The Oviatt I witnessed, as performed by Circus-Szalewski was controlling, voyeuristic and desperate, and it helped to have read up a bit on the real Oviatt’s history before seeing “Castle in the Sky.” To know, for instance, that he proposed to his wife, a former shop girl half his age, after seeing her at work in his store. Oviatt’s name appeared regularly in this newspaper throughout the ’20s and ’30s. His yearly trips to Europe for fashion inspiration were the stuff of gossip-making headlines.
“James Oviatt was very transactional in all of his relationships with everyone around him,” Campbell-Taylor says. “Both sides of those transactions was something we explored a lot.”

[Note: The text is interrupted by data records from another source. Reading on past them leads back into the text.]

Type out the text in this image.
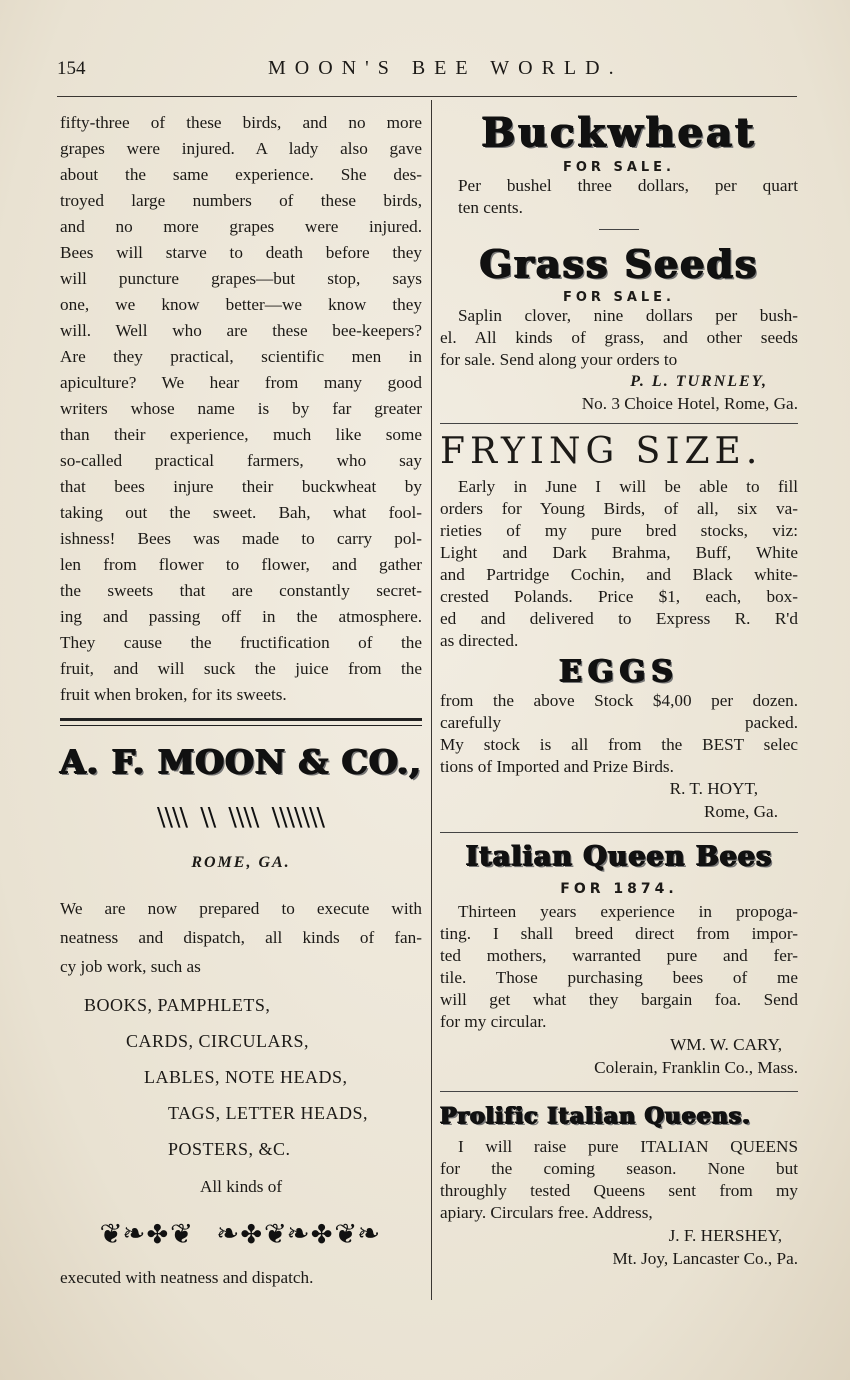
154	MOON'S BEE WORLD.
fifty-three of these birds, and no more
grapes were injured. A lady also gave
about the same experience. She des-
troyed large numbers of these birds,
and no more grapes were injured.
Bees will starve to death before they
will puncture grapes—but stop, says
one, we know better—we know they
will. Well who are these bee-keepers?
Are they practical, scientific men in
apiculture? We hear from many good
writers whose name is by far greater
than their experience, much like some
so-called practical farmers, who say
that bees injure their buckwheat by
taking out the sweet. Bah, what fool-
ishness! Bees was made to carry pol-
len from flower to flower, and gather
the sweets that are constantly secret-
ing and passing off in the atmosphere.
They cause the fructification of the
fruit, and will suck the juice from the
fruit when broken, for its sweets.
A. F. MOON & CO.,
⧹⧹⧹⧹ ⧹⧹ ⧹⧹⧹⧹ ⧹⧹⧹⧹⧹⧹⧹
ROME, GA.
We are now prepared to execute with
neatness and dispatch, all kinds of fan-
cy job work, such as
BOOKS, PAMPHLETS,
CARDS, CIRCULARS,
LABLES, NOTE HEADS,
TAGS, LETTER HEADS,
POSTERS, &C.
All kinds of
❦❧✤❦ ❧✤❦❧✤❦❧
executed with neatness and dispatch.
Buckwheat
FOR SALE.
Per bushel three dollars, per quart
ten cents.
Grass Seeds
FOR SALE.
Saplin clover, nine dollars per bush-
el. All kinds of grass, and other seeds
for sale. Send along your orders to
P. L. TURNLEY,
No. 3 Choice Hotel, Rome, Ga.
FRYING SIZE.
Early in June I will be able to fill
orders for Young Birds, of all, six va-
rieties of my pure bred stocks, viz:
Light and Dark Brahma, Buff, White
and Partridge Cochin, and Black white-
crested Polands. Price $1, each, box-
ed and delivered to Express R. R'd
as directed.
EGGS
from the above Stock $4,00 per dozen.
carefully packed.
My stock is all from the BEST selec
tions of Imported and Prize Birds.
R. T. HOYT,
Rome, Ga.
Italian Queen Bees
FOR 1874.
Thirteen years experience in propoga-
ting. I shall breed direct from impor-
ted mothers, warranted pure and fer-
tile. Those purchasing bees of me
will get what they bargain foa. Send
for my circular.
WM. W. CARY,
Colerain, Franklin Co., Mass.
Prolific Italian Queens.
I will raise pure ITALIAN QUEENS
for the coming season. None but
throughly tested Queens sent from my
apiary. Circulars free. Address,
J. F. HERSHEY,
Mt. Joy, Lancaster Co., Pa.
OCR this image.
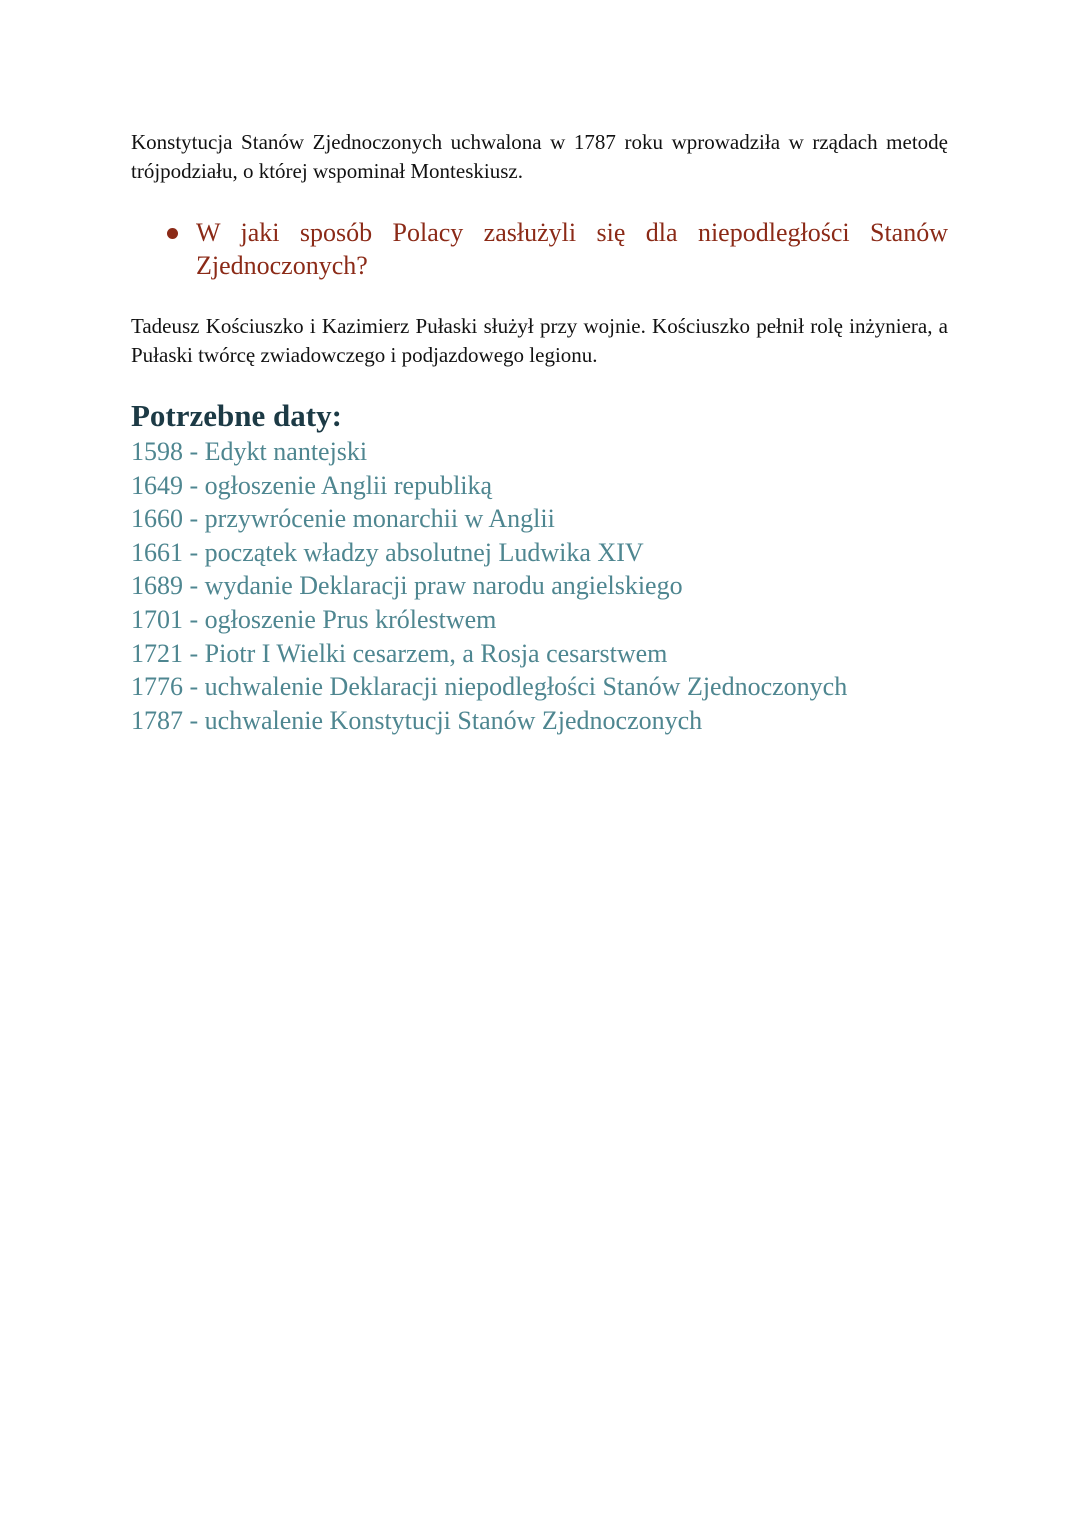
Konstytucja Stanów Zjednoczonych uchwalona w 1787 roku wprowadziła w rządach metodę trójpodziału, o której wspominał Monteskiusz.

W jaki sposób Polacy zasłużyli się dla niepodległości Stanów Zjednoczonych?

Tadeusz Kościuszko i Kazimierz Pułaski służył przy wojnie. Kościuszko pełnił rolę inżyniera, a Pułaski twórcę zwiadowczego i podjazdowego legionu.

Potrzebne daty:
1598 - Edykt nantejski
1649 - ogłoszenie Anglii republiką
1660 - przywrócenie monarchii w Anglii
1661 - początek władzy absolutnej Ludwika XIV
1689 - wydanie Deklaracji praw narodu angielskiego
1701 - ogłoszenie Prus królestwem
1721 - Piotr I Wielki cesarzem, a Rosja cesarstwem
1776 - uchwalenie Deklaracji niepodległości Stanów Zjednoczonych
1787 - uchwalenie Konstytucji Stanów Zjednoczonych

“Castle in the Sky” can be lightly interactive. For the bulk of the 21 and over show, we are simply an audience, watching in one scene a bedroom seduction and the results of overindulging at a party in another. (It’s said that Oviatt throughout Prohibition had a near endless supply of alcohol, turning his parties into some of the most in-demand places in the city). But there are times we may be spoken to, or find ourselves engaging in a game of Rock Paper Scissors with other attendees.
Other scenes, however, are purely interpretive, pulling on the experimental dance choreography expertise of Phillips and Thomsen. One features a character giving himself a shave, the daily task treated as if it’s a delicate dance atop a music box.
Don’t, in other words, expect any big Charleston-inspired dance numbers. “That’s something we’ve all seen before,” Phillips says. “It was a challenge to stay within the era, but these were full people. They didn’t only do the Charleston. That’s just one little thing that has lingered. They had full lives, and we wanted to express that through dance and performance without falling into a novelty.”
The hope is that “Castle in the Sky” won’t feel solely like a period piece, despite the costumes and aesthetics of the penthouse. After all, its themes, centered on the emptiness of power — and the vapidity of those who seek to be close to it — are timeless, especially in this city.
“We put you in the present, even though we’re telling a story about the past,” Phillips says.